Et ce n'est d'ailleurs pas près de s'arrêter d'après les récents chiffres fournis par Jato Dynamics. Sur le début de l'année 2021, la part des SUV en Europe atteint encore de nouveaux records avec 44 % de parts de marché. La France fait partie des pays qui propulsent les SUV au sommet sur le Vieux Continent puisque, sur la même période, la part de marché s'établit à 41 %, avec de belles performances des Peugeot 2008 et 3008, tous les deux fraîchement renouvelés, et du Renault Captur.

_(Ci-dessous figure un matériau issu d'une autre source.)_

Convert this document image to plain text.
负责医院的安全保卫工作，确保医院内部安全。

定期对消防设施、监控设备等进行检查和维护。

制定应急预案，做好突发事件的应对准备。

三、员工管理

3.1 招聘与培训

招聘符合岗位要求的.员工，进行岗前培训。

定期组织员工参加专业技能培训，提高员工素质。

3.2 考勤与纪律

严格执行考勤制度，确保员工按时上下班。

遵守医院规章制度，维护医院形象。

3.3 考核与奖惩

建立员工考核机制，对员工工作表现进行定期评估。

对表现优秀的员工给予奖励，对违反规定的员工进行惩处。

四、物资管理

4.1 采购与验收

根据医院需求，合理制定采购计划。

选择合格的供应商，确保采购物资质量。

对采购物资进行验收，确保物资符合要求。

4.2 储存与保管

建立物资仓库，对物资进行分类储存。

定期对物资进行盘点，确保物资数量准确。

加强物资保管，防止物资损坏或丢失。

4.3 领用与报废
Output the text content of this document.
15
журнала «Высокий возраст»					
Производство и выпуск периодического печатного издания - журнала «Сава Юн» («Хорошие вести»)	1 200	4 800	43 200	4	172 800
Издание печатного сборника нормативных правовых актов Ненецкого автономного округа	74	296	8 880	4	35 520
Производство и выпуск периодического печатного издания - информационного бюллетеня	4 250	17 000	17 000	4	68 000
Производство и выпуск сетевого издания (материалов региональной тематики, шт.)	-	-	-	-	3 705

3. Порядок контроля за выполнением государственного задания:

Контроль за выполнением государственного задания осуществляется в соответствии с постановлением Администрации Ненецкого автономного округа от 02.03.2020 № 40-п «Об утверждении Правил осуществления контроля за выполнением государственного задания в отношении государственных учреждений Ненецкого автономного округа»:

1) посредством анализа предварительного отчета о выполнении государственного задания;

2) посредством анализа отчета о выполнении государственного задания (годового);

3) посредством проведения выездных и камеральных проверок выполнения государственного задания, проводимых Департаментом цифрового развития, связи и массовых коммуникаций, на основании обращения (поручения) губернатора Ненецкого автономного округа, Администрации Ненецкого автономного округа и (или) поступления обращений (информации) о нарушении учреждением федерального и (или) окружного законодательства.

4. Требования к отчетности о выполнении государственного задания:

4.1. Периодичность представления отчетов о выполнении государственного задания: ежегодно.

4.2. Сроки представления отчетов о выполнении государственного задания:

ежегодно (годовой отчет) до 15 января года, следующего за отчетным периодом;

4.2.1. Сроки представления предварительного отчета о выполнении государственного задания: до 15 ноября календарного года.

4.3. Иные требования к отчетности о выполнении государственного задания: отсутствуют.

Le SUV étant plus rentable qu'une compacte ou qu'une berline de même segment, les constructeurs se frottent les mains d'un tel engouement. Le revers de la médaille en revanche, ce sont des moyennes de CO2 qui grimpent en flèche, les SUV étant moins efficients, notamment à cause leur aérodynamisme et de leur poids. Néanmoins, les marques anticipent et redoublent d'inventivité pour parer aux amendes de Bruxelles, en dotant notamment leurs plus gros SUV, dans un premier temps, de groupes motopropulseurs hybrides rechargeables, sans sacrifier la puissance nécessaire pour déplacer ce genre de mastodontes.

Les plus petits SUV s'y mettent également, à l'image de la récente Peugeot 2008, indisponible en hybride, mais commercialisée en 100 % électrique avec une autonomie supérieure à 300 kilomètres avec une seule charge en cycle WLTP. De son côté, Renault a fait le choix de l'hybride pour son Captur avec de l'hybride simple et de l'hybride rechargeable.

L'engouement autour des SUV n'est pas prêt de s'arrêter d'une manière générale, les clients voient en ces produits plusieurs avantages, à commencer par le design, la sensation de sécurité et, pour certains, l'habitabilité. Certains constructeurs, comme Volvo par exemple, ont déjà annoncé sacrifier certaines de ses berlines sur l'autel des SUV.